L'autorité vocale de Grace Bumbry et la richesse harmonique de Renato Bruson s'accordent ensuite parfaitement dans le duo Donna, chi sei ? du Nabucco de Verdi.
Changement de décor avec celui de Marc Chagall pour La Flûte enchantée.
On passera rapidement sur les "Anges purs" du Faust de Gounod dont les ailes sont sciées tout net par la diction molle de Katia Ricciarelli, même si la présence de Nicolai Ghiaurov en Méphistophélès éveillait toute notre attention.
L'altière soprano Leona Mitchell, très en voix en Ciò-Ciò San et Giuliano Ciannella, excellent Pinkerton, interprètent le duo Bimba dagli occhi pieni di malia de Madame Butterfly de Puccini devant un parterre d'invités d'honneur. Puis la mécanique bien réglée de Rossini succède à ce moment de passion avec un Pria di dividerci da voi, signore de L'Italienne à Alger diaboliquement précis.

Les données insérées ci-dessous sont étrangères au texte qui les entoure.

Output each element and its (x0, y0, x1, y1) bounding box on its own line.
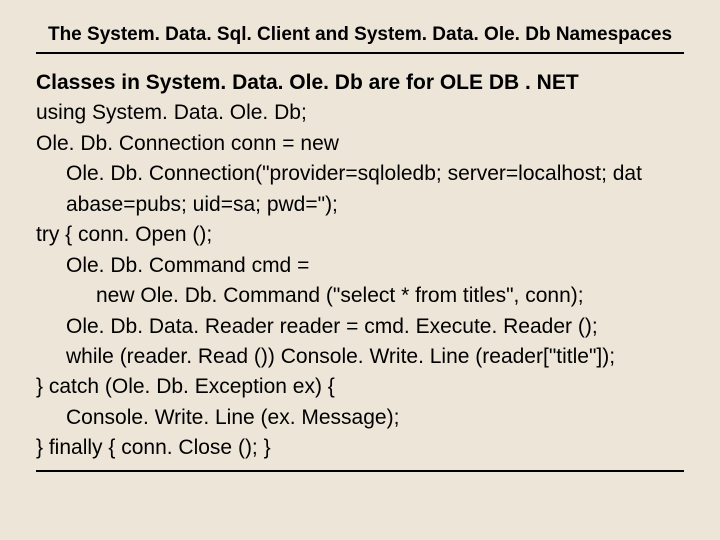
body-line: Ole. Db. Connection conn = new (36, 129, 684, 159)
body-line: Console. Write. Line (ex. Message); (36, 403, 684, 433)
body-line: } catch (Ole. Db. Exception ex) { (36, 372, 684, 402)
body-line: Classes in System. Data. Ole. Db are for… (36, 68, 684, 98)
body-line: while (reader. Read ()) Console. Write. … (36, 342, 684, 372)
slide: The System. Data. Sql. Client and System… (0, 0, 720, 540)
divider-bottom (36, 470, 684, 472)
body-line: Ole. Db. Command cmd = (36, 251, 684, 281)
body-line: new Ole. Db. Command ("select * from tit… (36, 281, 684, 311)
body-line: Ole. Db. Data. Reader reader = cmd. Exec… (36, 312, 684, 342)
divider-top (36, 52, 684, 54)
slide-body: Classes in System. Data. Ole. Db are for… (36, 68, 684, 464)
body-line: Ole. Db. Connection("provider=sqloledb; … (36, 159, 684, 189)
body-line: using System. Data. Ole. Db; (36, 98, 684, 128)
body-line: try { conn. Open (); (36, 220, 684, 250)
body-line: abase=pubs; uid=sa; pwd="); (36, 190, 684, 220)
slide-title: The System. Data. Sql. Client and System… (36, 24, 684, 46)
body-line: } finally { conn. Close (); } (36, 433, 684, 463)
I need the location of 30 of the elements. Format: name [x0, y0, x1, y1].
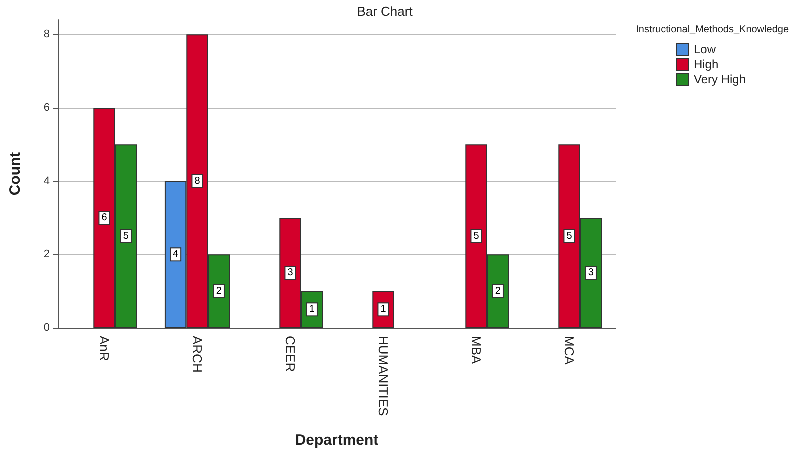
x-tick-label: ARCH — [190, 336, 205, 373]
data-label: 3 — [588, 268, 594, 278]
x-tick-label: AnR — [97, 336, 112, 362]
y-axis-title: Count — [7, 152, 24, 196]
y-tick-label: 8 — [44, 28, 50, 41]
legend-label: Low — [694, 42, 716, 56]
data-label: 1 — [380, 304, 387, 316]
data-label: 6 — [102, 212, 108, 224]
x-tick-label: MCA — [562, 336, 577, 366]
y-tick-label: 2 — [44, 248, 50, 261]
data-label: 3 — [288, 268, 294, 278]
data-label: 5 — [123, 230, 130, 242]
x-tick-label: MBA — [469, 336, 484, 364]
data-label: 2 — [495, 286, 502, 297]
y-tick-label: 6 — [44, 102, 50, 114]
data-label: 8 — [194, 176, 201, 187]
legend-title: Instructional_Methods_Knowledge — [636, 24, 790, 36]
y-tick-label: 4 — [44, 175, 50, 188]
data-label: 1 — [309, 304, 316, 316]
data-label: 5 — [474, 230, 480, 242]
chart-title: Bar Chart — [357, 4, 414, 19]
legend-label: High — [694, 58, 719, 72]
x-tick-label: HUMANITIES — [376, 336, 391, 416]
data-label: 5 — [566, 230, 573, 242]
y-tick-label: 0 — [44, 322, 50, 334]
data-label: 2 — [216, 286, 222, 297]
x-axis-title: Department — [295, 432, 379, 449]
data-label: 4 — [173, 249, 180, 260]
x-tick-label: CEER — [283, 336, 298, 372]
legend-label: Very High — [694, 72, 746, 86]
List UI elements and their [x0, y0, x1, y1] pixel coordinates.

Marilyn Horne sera ensuite la Dalila de Saint-Saëns dans un Mon cœur s'ouvre à ta voix d'une tenue exemplaire, malheureusement sans le Samson requis pour répondre à son amour à la fin de l'air. Sous la direction raffinée de James Levine, l'orchestre supplée…Puis, moment particulièrement touchant, Birgit Nillson donne vie à Isolde pour la dernière fois devant un public dans un très honorable Wie lachend sie mir Lieder singen tiré du Tristan et Isolde de Wagner. Tant de vaillance dans cette voix de légende de 65 ans laisse pantois. La courte chanson suédoise qui suit ne présente d'intérêt que la connexion qu'elle établit avec sa compatriote Christine Nilsson dont la carrière se déroulait justement 100 ans auparavant.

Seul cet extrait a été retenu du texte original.